During an ecology unit in their biology class, tenth graders read a local article on “Living with Lyme Disease.” As a follow-up, their teacher brought in two guest speakers who have the disease. Following those presentations, the students decided to engage in a service-learning project focused on Lyme disease in their area.
Through Internet and library research, and interviews with local experts, the students learned about the causes and effects of Lyme disease. They discovered that the State had inadequate data on the prevalence of deer ticks, so the students decided to gather data on how many deer ticks were in their community.
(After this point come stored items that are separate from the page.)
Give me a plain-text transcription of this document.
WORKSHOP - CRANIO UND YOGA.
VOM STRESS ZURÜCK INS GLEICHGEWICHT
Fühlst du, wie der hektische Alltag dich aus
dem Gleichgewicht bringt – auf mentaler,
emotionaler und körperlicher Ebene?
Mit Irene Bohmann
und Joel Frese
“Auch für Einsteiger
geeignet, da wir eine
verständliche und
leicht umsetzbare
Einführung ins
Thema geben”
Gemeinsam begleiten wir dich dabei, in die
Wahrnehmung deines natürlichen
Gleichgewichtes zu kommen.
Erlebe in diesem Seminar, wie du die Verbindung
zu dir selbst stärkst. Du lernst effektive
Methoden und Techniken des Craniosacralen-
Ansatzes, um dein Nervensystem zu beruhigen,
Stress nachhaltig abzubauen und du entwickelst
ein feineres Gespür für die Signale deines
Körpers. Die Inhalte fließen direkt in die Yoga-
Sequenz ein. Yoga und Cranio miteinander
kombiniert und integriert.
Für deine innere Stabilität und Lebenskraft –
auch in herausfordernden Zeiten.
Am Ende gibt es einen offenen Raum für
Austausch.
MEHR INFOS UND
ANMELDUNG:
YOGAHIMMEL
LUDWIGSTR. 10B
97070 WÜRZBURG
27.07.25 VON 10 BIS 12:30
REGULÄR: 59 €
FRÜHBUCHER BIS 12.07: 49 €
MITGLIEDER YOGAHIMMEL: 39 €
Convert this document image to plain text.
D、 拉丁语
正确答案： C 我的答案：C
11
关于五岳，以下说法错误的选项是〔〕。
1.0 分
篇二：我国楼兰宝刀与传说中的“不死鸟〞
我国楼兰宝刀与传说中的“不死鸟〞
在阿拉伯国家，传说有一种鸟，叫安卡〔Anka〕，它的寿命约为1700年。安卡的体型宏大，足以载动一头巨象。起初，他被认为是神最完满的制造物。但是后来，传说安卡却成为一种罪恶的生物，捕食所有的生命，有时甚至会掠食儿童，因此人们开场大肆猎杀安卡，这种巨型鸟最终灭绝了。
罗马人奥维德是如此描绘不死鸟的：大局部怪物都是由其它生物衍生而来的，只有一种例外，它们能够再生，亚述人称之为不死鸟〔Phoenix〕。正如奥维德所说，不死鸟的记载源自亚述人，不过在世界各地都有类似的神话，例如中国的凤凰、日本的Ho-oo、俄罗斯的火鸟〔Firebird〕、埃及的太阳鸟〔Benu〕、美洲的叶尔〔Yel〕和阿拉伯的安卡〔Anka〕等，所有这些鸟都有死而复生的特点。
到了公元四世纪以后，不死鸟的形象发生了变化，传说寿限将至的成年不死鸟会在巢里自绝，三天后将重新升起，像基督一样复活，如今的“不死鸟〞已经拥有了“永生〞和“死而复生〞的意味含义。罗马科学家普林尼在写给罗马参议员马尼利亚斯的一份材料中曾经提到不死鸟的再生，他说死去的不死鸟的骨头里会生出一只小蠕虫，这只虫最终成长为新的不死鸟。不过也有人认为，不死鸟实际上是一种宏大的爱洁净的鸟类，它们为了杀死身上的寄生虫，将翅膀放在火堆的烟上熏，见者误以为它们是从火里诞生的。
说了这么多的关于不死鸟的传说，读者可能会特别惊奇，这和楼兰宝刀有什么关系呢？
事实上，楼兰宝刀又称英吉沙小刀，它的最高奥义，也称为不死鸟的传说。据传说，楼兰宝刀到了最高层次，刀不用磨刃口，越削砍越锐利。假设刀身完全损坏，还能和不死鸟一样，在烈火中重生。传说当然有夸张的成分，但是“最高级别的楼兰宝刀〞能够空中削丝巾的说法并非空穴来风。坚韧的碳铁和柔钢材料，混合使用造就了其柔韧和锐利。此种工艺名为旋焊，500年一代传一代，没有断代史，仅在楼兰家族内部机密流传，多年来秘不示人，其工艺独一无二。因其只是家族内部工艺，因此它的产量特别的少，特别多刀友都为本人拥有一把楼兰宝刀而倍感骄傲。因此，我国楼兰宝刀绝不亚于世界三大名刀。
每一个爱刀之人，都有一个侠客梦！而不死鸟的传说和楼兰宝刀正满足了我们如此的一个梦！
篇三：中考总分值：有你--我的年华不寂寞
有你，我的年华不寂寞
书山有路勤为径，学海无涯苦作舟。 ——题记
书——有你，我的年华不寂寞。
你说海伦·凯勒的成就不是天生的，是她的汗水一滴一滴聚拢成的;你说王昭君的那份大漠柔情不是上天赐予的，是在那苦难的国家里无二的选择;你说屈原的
Working with scientists from the State Department of Forests, Parks and Recreation, students developed a safety protocol to use while they were doing field surveys—including wearing full-body Tyvek suits to protect themselves.
After gathering the data (which they reported to state agencies), students determined that Lyme disease was indeed a threat in their area and set out to educate their community. They brainstormed different ways to educate the public and then formed small working groups according to their personal interests. Each group created goals, an action plan, a timeline and an outline of individual tasks.
To help educate their community, the students produced a movie about Lyme disease, a web page, a benefit dinner (with a PowerPoint presentation about the disease), a radio interview, a public service announcement, informational pamphlets and a puppet show for elementary students. By reaching out through so many different means, the students were able to inform many community members about the dangers of Lyme disease.